Equivalent Identification of Distributed Random Dynamic Load by Using K-L Decomposition and Sparse Representation

By aiming at the common distributed random dynamic loads in engineering practice, an equivalent identification method that is based on K-L decomposition and sparse representation is proposed. Considering that the establishment of a probability model of the distributed random dynamic load is usually unfeasible because of the requirement of a large number of samples, this method describes it by using an interval process model. Through K-L series expansion, the interval process model of the distributed random dynamic load is recast as the sum of the load median function and the load uncertainty. Then, the original load identification problem is transformed into two deterministic ones: the identification of the load median function and the reconstruction of the load covariance matrix, which reveals the load uncertainty characteristics.

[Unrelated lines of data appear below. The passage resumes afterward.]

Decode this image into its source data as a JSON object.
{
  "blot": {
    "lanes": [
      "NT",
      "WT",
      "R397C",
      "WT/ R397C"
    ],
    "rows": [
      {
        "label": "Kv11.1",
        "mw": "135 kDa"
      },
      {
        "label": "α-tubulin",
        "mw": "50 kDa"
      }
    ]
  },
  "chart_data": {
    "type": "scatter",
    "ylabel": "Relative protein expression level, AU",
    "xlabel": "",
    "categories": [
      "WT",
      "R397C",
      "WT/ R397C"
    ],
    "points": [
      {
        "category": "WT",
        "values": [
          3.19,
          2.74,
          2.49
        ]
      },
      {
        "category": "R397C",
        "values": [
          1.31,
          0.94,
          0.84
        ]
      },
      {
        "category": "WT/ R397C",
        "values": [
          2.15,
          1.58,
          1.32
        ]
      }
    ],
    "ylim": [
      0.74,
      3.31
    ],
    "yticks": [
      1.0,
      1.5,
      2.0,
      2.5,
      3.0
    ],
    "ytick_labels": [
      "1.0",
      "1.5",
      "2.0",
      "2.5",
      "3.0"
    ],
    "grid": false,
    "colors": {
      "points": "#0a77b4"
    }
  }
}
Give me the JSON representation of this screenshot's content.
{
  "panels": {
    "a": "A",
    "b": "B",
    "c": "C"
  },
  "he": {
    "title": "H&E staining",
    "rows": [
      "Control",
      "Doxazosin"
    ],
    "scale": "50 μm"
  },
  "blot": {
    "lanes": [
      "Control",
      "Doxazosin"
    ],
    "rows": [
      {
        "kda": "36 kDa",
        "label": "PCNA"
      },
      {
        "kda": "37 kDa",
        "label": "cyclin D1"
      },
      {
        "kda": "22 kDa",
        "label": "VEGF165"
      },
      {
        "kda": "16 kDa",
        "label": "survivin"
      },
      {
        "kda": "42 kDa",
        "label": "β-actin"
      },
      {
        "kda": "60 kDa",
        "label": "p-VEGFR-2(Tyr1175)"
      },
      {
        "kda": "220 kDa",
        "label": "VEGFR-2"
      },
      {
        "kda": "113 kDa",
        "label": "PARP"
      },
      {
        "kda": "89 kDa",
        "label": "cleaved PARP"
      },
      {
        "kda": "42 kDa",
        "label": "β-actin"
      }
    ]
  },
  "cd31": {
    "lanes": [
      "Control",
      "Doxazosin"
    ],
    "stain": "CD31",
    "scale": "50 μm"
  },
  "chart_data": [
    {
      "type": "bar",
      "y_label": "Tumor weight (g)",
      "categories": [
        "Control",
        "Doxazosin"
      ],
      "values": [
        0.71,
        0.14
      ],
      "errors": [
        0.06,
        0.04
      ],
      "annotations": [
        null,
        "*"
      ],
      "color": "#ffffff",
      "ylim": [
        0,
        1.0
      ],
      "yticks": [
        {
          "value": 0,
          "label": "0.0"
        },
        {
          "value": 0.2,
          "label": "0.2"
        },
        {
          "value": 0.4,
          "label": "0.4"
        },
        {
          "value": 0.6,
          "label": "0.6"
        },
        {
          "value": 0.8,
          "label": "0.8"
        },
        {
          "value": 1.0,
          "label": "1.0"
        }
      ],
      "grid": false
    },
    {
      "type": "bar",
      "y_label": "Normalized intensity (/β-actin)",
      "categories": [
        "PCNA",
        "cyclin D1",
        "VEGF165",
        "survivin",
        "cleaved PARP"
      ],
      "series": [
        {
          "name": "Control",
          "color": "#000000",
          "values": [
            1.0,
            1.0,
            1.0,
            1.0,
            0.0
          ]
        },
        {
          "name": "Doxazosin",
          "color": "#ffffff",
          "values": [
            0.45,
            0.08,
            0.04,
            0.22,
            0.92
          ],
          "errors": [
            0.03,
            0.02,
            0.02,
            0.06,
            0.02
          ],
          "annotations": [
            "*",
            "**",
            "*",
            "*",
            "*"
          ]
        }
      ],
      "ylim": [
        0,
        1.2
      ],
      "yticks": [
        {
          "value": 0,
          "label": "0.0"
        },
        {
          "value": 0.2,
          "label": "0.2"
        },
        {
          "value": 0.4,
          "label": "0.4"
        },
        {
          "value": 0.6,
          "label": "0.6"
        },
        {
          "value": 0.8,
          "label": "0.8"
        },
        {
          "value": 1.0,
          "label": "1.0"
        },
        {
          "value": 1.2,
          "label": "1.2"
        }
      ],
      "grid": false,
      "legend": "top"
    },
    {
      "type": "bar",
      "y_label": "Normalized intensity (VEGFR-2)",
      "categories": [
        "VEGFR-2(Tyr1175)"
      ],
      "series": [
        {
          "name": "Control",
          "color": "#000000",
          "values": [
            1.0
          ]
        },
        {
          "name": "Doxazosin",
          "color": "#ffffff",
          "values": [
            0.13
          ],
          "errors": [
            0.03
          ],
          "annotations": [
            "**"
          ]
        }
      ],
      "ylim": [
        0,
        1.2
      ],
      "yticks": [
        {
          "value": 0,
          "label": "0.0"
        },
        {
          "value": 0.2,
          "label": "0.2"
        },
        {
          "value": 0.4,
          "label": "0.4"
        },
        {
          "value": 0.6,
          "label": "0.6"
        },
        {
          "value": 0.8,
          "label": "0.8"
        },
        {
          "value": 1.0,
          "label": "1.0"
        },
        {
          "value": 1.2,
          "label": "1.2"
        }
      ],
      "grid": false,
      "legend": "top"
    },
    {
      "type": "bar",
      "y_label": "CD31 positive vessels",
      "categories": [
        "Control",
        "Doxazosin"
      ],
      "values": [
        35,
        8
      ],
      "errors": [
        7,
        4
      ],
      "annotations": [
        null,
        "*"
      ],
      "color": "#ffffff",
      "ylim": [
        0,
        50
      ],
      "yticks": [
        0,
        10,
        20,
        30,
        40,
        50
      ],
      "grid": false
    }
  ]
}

By integrating the structural modal parameters, and by adopting the Green's kernel function method and sparse representation, the continuously distributed load median function is equivalently identified as several concentrated dynamic loads that act on the appropriate positions. On the basis of the realization of the first inverse problem, the forward model of the load covariance matrix reconstruction is derived by using K-L series expansion and spectral decomposition. The resolutions to both inverse problems are assisted by the regularization operation so as to overcome the inherent ill-posedness. At the end, a numerical example is presented to show the effectiveness of the proposed method.